Serendipitous discoveries often involve exchanges across different disciplines. That's why exposing yourself to a diverse range of subjects at a time can spark serendipity. Reading widely is a way to do that, but in modern life we barely get time to squeeze reading around our work schedule. Listening to an audiobook while commuting or reading a chapter before bed could be possible options.
Rather than passively consuming information in fragments, immersing oneself in a concentrated burst of reading can amplify cross-pollination between ideas. Figures like Bill Gates popularised the practice of "reading vacations," where they consume a diverse range of texts in a short period, allowing insights to remain fresh and interact with one another, like atoms bouncing in motion. But absorbing ideas is only half the process, preserving them is equally essential.
Our brains are amazing at forgetting information.
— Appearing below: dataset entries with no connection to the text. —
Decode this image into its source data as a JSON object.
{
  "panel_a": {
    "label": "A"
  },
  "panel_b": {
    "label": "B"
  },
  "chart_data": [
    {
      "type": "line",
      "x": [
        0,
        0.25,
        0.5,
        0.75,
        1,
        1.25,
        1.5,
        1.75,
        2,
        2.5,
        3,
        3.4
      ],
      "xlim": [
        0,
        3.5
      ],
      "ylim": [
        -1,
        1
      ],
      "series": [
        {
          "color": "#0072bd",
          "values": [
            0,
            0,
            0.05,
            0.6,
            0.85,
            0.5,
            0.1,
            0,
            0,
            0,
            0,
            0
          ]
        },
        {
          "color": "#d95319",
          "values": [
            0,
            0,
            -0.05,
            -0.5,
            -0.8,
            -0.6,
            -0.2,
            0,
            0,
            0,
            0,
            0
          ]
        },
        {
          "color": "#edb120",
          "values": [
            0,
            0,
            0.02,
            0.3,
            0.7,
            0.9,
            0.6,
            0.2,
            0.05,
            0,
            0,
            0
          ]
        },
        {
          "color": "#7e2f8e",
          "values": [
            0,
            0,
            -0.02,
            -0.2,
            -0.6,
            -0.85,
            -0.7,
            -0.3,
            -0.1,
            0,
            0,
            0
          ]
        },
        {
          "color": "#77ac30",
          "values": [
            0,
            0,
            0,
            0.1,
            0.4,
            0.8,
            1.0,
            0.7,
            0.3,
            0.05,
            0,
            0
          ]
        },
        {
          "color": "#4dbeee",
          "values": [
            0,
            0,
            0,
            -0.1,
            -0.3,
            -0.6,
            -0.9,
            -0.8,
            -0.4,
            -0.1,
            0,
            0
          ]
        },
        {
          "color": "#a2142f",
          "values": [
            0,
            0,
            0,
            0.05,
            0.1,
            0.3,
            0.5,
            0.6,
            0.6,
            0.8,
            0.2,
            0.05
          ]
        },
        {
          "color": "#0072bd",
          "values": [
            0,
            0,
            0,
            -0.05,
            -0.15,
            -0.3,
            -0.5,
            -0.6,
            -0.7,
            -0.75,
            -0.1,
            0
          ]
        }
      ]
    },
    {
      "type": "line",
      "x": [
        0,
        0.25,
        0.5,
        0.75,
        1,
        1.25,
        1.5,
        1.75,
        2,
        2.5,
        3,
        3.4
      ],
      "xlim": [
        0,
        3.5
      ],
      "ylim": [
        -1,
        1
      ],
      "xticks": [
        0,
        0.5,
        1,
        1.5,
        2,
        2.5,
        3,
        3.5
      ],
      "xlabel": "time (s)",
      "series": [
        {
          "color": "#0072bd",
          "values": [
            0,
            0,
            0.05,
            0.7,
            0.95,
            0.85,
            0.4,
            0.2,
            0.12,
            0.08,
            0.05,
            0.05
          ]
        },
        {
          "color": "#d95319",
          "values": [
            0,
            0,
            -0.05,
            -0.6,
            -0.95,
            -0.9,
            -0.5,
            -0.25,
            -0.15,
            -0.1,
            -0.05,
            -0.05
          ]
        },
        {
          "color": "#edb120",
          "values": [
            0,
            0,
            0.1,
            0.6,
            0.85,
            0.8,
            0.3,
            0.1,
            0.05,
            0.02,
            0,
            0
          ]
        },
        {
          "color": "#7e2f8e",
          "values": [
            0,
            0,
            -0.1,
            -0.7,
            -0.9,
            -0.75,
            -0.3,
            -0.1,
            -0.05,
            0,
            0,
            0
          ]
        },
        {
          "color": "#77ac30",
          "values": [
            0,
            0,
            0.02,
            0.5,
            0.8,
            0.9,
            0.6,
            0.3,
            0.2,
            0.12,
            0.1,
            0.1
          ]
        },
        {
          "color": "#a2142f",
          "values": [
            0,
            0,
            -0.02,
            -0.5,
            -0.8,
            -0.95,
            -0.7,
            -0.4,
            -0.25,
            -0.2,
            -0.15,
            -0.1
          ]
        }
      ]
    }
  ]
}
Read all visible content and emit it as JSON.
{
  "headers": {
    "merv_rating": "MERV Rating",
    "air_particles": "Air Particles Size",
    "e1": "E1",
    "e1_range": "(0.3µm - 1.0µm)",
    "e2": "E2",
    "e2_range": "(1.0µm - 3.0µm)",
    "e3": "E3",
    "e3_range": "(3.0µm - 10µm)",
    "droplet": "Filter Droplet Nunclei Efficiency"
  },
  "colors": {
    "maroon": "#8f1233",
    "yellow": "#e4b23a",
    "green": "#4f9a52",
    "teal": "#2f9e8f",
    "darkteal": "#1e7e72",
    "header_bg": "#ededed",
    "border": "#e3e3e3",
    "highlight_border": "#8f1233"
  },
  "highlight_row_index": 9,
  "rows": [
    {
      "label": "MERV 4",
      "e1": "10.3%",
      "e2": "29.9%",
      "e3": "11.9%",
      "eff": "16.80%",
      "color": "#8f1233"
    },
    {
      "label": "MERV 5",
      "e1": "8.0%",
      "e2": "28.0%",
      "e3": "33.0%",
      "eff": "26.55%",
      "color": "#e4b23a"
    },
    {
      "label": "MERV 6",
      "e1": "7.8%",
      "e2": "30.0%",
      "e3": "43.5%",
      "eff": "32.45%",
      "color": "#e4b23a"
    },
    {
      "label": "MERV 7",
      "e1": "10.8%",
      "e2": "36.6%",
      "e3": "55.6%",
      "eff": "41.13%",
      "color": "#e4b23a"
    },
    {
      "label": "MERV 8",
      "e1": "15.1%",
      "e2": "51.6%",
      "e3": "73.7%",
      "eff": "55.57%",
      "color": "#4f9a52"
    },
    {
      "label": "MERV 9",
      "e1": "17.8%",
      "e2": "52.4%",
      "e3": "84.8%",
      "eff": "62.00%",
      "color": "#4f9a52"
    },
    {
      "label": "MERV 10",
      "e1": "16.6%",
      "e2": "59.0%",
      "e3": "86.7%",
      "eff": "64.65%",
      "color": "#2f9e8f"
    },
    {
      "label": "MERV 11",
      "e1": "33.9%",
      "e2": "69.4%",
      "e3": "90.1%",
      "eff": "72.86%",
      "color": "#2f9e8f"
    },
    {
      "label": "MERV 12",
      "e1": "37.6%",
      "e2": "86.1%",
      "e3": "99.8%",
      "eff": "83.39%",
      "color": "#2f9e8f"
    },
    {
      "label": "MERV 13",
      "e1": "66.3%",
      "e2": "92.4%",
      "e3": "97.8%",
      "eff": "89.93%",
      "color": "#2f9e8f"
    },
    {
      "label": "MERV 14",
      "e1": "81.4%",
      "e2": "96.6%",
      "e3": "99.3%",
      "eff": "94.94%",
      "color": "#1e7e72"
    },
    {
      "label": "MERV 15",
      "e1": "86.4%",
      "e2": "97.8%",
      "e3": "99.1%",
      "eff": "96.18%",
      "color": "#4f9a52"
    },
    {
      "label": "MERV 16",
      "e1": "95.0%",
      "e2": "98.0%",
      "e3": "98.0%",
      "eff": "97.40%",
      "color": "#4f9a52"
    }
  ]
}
Forgetting is as important as remembering because it protects us from being overwhelmed. For example, remembering not to step on an open manhole might save your life, but remembering what the weather was like on your tenth birthday, doesn't add any value to your life and so your subconscious automatically filters that out. But it also means we lose valuable connections. Of course, it's not only about life and death, our brains also sometimes remember futile details which apparently have no use. Our brains decide what to remember according to 'importance,' and cognitive psychologists note that 'importance' hinges on value, relevance, and repetition.
The German sociologist Niklas Luhmann popularised a method of expanding our memory called the 'zettelkasten' method. To put it simply, the method consists of writing notes on small pieces of paper with a numbering system to be able to link new notes to other notes. Throughout Luhmann's career, he wrote over 70 books and nearly 400 research papers, covering a wide range of topics from art to economics to philosophy. He once said that books would "write themselves" if you had 90,000 notes of various subjects all linked together. This could be one potential method to create an environment in which serendipity could be engineered. Maintaining a digital database of your ideas and personal epiphanies, interconnected through relevance-based hyperlinks, can serve as a modern alternative to the original method.
Crafting a culture of chance
Many workplaces and institutions inadvertently suppress serendipity through compartmentalisation and excessive bureaucracy or secrecy. Traditional innovation systems or closed R&D labs, aim to protect ideas but end up isolating them from the broader networks that could help them grow. Serendipity thrives on openness and exchange. Encouraging cross-departmental collaboration, mixing diverse expertise within teams, and sharing ideas freely across different teams can lead to unexpected innovations with real value for the organisation.
Many forward-thinking companies, including IBM, P&G, and Nike have applied this logic. Nike's GreenXchange initiative, for instance, publicly released hundreds of eco-friendly patents under Creative Commons licenses, inviting other industries to adapt them. In essence, open innovation platforms replicate the evolutionary principle of repurposing, where discarded or idle ideas find new life in unexpected contexts.
Serendipity, ultimately, is a product of the environments we create and the attention we choose to give. In giving our ideas room to roam and meet in unforeseen ways, we invite the world to answer us, often with the very clarity we had been chasing all along.